Журналист — ох, внимательно должен присматриваться к своим героям; в крайнем случае писать о них только хорошее. Тогда, конечно, ошибки ему прощаются.

XII

Уважаемый пассажир, которого подождал самолёт, сразу показался мне человеком хозяйственным. Его тяжёлый, раздутый в боках портфель и притороченные сверху детские фетровые валеночки, сунутые голенищами друг в дружку, плотный непромокаемый плащ, который, и выцветший от старости, навсегда останется целым, военного сукна брюки, сшитые пять, а, может, и двадцать пять лет назад, — всё это безошибочно отмечало хозяина практичного и обстоятельного.
Он и в служебную командировку не зря ездит — что-нибудь да привезёт для дома для семьи.

Особенно трогательными казались эти детские валеночки, притороченные к деловому, ужасно казённому портфелю…

Единственный пятирублёвый предмет щегольства — соломенную шляпу с дырочками — покупал, наверное, долго, раздумывал, пробовал на ощупь товар и, наконец, решившись, просил показать ещё несколько шляп — чтобы выбрать.

Конечно, мне, столичной птице, в сравнительно модных брюках, в приталенном, с разрезами в боках пиджаке, в туфлях, немного жмущих, но тоже современных, — мне, получившему сейчас и подъёмные — командировочные, и гонорар (по другому делу — из другой редакции), — мне, разумеется, мой практичный сосед казался немного смешным. Или, как принято говорить в таких случаях, провинциальным.

Но, по тому, как в опасную минуту глядели на него прочие пассажиры, я понимал, что практичность — не главное в этом человеке.

За иллюминаторами чернел вязкий туман. Мы точно воткнулись в него; даже пропеллер проворачивался глуше. Пол вздрагивал — и спящий толчками сползал по покатости к хвосту: самолёт с хрипом лез вверх — в открытое (без тверди, надо думать) небо. Я едва переводил дыхание — словно сам, ногами, взбирался на эту огромную высоту.

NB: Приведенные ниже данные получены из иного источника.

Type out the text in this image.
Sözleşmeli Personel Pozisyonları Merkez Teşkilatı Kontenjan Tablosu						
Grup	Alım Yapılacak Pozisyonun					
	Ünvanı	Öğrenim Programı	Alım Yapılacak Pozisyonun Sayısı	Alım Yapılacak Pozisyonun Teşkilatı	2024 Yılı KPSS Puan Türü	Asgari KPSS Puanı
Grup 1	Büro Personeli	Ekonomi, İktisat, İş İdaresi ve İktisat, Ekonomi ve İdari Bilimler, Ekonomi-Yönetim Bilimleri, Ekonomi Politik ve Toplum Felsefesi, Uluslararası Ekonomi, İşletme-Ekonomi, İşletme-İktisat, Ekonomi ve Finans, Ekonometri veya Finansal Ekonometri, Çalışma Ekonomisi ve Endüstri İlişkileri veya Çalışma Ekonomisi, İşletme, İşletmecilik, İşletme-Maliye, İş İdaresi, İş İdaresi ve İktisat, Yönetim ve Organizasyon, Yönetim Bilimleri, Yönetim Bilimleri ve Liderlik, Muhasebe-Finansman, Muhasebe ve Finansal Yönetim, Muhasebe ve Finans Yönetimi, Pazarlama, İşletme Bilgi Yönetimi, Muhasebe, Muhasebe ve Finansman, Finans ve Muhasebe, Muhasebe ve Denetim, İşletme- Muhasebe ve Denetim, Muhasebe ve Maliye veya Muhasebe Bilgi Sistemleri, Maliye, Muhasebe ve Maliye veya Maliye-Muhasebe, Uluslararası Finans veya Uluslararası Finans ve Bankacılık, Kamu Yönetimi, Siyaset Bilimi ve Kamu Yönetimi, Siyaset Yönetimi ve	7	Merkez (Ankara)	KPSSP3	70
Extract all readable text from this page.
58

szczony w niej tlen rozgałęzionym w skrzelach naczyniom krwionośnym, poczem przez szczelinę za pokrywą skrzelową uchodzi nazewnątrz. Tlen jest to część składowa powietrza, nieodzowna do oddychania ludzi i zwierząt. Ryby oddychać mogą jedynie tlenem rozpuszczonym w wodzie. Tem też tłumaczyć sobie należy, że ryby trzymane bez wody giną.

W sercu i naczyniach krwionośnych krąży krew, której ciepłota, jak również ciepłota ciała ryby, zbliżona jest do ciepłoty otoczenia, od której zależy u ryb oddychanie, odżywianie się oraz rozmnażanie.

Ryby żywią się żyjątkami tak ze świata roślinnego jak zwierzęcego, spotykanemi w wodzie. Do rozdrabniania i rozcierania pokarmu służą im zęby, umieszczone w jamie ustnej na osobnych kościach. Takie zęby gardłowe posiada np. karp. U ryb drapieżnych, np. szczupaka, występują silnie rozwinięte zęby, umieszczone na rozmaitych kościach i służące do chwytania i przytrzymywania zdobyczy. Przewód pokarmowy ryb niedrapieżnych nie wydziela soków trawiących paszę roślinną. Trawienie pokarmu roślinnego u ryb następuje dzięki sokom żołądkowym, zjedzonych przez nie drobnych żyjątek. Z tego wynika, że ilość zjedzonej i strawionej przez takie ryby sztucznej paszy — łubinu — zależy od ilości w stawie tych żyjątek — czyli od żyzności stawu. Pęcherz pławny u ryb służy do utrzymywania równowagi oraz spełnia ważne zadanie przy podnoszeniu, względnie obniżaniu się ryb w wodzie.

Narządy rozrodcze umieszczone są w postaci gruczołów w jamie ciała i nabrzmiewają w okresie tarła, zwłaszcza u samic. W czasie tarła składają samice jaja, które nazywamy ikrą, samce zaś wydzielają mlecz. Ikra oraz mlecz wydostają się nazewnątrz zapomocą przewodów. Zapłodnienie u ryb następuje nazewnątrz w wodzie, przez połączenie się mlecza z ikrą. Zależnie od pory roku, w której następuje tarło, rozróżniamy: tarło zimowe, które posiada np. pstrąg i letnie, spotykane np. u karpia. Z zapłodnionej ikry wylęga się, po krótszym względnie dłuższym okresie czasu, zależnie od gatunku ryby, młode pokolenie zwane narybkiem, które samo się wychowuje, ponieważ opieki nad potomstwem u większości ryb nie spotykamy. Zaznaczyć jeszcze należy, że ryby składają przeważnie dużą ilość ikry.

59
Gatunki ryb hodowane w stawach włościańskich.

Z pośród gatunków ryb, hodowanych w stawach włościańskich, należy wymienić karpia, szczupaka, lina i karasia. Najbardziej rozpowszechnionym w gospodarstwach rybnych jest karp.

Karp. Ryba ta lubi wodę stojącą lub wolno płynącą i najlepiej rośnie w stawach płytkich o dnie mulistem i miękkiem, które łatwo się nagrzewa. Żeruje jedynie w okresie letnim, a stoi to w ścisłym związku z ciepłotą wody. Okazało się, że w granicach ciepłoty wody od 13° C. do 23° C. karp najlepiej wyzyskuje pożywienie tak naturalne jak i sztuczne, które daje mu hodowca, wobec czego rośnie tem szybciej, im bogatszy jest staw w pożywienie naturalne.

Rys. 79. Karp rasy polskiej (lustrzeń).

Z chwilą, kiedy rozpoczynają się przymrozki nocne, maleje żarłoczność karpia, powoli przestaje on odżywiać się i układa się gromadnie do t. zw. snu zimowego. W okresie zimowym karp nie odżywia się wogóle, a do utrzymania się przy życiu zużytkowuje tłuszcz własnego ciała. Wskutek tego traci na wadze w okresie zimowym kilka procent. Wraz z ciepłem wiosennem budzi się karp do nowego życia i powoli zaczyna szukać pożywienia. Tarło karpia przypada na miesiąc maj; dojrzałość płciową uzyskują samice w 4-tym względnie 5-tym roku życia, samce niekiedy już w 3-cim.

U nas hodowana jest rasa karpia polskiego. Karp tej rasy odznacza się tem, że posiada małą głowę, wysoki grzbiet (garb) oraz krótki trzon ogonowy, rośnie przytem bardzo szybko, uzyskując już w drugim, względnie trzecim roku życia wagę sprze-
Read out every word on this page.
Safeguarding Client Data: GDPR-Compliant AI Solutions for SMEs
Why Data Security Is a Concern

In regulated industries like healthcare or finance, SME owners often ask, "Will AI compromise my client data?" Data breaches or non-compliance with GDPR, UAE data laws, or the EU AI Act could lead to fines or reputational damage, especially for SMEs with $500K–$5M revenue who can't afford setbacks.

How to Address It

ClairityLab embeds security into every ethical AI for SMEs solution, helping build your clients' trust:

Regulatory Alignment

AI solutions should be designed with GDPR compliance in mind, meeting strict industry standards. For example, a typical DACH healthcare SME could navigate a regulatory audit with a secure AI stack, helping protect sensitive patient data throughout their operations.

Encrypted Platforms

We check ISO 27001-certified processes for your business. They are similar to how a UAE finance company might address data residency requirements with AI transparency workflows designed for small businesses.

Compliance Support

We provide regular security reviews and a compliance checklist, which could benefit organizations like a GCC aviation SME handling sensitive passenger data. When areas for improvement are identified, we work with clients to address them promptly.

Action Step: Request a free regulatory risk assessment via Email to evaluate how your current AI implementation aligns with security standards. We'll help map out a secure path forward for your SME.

Но человеку, на которого все смотрели, было хуже всего. Он сидел, неестественно выпрямившись, точно проткнутый штырём, как бы пригвождённый к своему месту, с окаменевшим лицом — и только мертвенная бледность выдавала его состояние. В такую минуту он обязан был олицетворять уверенность и спокойствие — и из последних сил соответствовал своему положению.

XIII

В Бердичеве проулок из дюжины домов и огородов, после войны назвали Владимирской улицей; а до войны, когда я там жил, называли Собачьим переулком, где происходила случка бездомных псов со всего города.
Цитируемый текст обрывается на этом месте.